Wrijving

ongedefinieerd

wrijving

de derde kracht, die de snelheid en richting van de wind bepaalt, is wrijving. Hoewel lucht een vloeistof is, wrijven de luchtmoleculen nog steeds over het aardoppervlak. Lucht wordt ook gekanaliseerd en omgeleid door gebouwen, bomen en heuvels. Al deze effecten veroorzaken wrijving, een wrijving van de luchtmoleculen over het oppervlak. Lucht ver boven het oppervlak ervaart weinig wrijving, terwijl lucht dichter bij het oppervlak meer wrijving ervaart. De laag waar lucht het meest wordt beïnvloed door wrijving en het oppervlak wordt de grenslaag genoemd.

wrijving heeft twee effecten op de wind. Wrijving verzet zich tegen de bewegingsrichting door in te werken tegengesteld aan de luchtstroom. De wrijvingskracht verandert de luchtsnelheid.

wrijving vertraagt de wind door over het oppervlak te slepen (Fig. 4.27). De bomen, gebouwen etc. vertraag de wind.

windprof
Fig. 4.27 profiel van de windsnelheden in de lagere atmosfeer. Wrijving veroorzaakt lagere snelheden nabij het oppervlak. Bovenwinden ervaren weinig wrijving.

Studievraag 4.15

met behulp van de Coriolisvergelijking van de vorige pagina, Wat gebeurt er met de Corioliskracht wanneer wrijving de windsnelheid vertraagt?

omdat de Corioliskracht wordt verminderd door de afname van de windsnelheid veroorzaakt door wrijving, zullen de Corioliskracht en de drukgradiëntkracht elkaar niet in evenwicht houden. De balans tussen de drukgradiëntkracht en de Corioliskracht die bestond in de geostrofe stroom wordt overwonnen (Fig. 4.28). De onbalans zal ervoor zorgen dat de drukgradiëntkracht domineert en de stroom produceert die wordt gezien aan het oppervlak rond hoge en lage drukgebieden (die zal worden besproken in Les 8b. hier waait de wind over de isobars in de richting van lage drukgebieden en weg van hoge drukgebieden.

frictthum
Fig. 4.28 omdat de wrijving de windsnelheid vertraagt, zijn de drukgradiëntkracht (PGF) en Corioliskracht (CF) niet meer in evenwicht.

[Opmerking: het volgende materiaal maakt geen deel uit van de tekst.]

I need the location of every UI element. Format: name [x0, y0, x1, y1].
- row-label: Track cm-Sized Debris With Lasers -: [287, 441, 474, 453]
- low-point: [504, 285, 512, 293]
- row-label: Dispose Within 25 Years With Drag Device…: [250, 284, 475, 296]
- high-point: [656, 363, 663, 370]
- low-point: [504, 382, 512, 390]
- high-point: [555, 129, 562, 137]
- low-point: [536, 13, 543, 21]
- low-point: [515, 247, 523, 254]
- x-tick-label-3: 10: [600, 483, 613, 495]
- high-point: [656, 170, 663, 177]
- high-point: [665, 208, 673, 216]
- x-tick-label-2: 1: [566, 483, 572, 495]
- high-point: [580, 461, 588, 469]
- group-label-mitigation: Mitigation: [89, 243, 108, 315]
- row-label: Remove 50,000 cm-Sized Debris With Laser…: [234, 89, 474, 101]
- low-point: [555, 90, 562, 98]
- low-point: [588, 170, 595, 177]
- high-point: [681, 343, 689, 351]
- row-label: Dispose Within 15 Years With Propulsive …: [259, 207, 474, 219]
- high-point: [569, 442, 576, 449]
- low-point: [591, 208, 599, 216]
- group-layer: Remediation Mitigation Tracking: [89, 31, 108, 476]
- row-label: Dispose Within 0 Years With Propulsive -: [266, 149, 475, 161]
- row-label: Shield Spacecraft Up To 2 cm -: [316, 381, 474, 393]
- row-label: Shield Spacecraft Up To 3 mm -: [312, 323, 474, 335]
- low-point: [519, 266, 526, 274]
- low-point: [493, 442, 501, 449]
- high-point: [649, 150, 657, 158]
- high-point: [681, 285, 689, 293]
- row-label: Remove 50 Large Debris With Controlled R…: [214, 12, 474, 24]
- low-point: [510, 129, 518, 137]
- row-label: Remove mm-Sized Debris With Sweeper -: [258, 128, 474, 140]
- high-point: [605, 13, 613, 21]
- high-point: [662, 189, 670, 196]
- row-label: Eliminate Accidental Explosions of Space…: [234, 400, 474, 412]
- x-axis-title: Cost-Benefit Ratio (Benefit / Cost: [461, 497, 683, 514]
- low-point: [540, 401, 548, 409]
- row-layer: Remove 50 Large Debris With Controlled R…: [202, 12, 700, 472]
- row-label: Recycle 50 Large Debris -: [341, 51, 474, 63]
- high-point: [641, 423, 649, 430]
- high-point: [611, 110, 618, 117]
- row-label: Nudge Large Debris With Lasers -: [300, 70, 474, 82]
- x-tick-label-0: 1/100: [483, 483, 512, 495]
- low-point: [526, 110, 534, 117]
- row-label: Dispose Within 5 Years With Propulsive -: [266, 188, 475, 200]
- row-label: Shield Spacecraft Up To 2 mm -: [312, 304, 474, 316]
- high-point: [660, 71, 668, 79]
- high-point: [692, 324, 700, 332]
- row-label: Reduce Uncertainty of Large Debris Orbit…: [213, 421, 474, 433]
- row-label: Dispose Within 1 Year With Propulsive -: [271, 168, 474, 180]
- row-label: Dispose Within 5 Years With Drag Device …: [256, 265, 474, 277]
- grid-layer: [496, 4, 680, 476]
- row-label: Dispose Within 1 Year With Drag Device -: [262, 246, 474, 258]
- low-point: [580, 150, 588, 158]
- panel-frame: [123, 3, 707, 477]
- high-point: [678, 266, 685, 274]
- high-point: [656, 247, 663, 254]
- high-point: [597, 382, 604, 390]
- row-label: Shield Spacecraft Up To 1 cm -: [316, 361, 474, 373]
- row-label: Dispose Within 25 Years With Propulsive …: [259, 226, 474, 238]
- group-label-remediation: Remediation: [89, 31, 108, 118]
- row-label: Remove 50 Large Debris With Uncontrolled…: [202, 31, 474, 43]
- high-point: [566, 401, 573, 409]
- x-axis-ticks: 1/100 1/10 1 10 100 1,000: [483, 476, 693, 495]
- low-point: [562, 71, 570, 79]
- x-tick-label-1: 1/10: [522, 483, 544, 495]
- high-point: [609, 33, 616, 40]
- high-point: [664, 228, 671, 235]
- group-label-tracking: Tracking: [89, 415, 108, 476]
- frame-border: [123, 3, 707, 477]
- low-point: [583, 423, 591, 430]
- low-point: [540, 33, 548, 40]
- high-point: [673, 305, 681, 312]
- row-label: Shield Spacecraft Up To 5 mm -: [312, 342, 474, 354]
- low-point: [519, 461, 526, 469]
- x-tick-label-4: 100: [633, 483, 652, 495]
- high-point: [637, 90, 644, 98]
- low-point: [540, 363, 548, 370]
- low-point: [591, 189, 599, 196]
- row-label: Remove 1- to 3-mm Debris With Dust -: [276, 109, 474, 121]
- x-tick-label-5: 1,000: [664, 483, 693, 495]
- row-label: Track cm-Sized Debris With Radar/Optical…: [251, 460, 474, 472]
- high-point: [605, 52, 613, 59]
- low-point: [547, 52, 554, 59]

Als dit gebeurt, waait de wind over de isobars.

deze combinatie van krachten komt alleen voor in de schaal van beweging met betrekking tot de synoptische-schaal en groter. Deze schaal verwijst naar de schaal van lage en hoge druk systemen en groter. De coriolismacht werkt hier alleen door de grootschalige beweging. Bij kleinere windstromen is drukgradiënt de belangrijkste drijvende kracht. Kijk terug op Figuur 4.24 om te zien of dit in werkelijkheid van toepassing is.

Geef een antwoord

Het e-mailadres wordt niet gepubliceerd.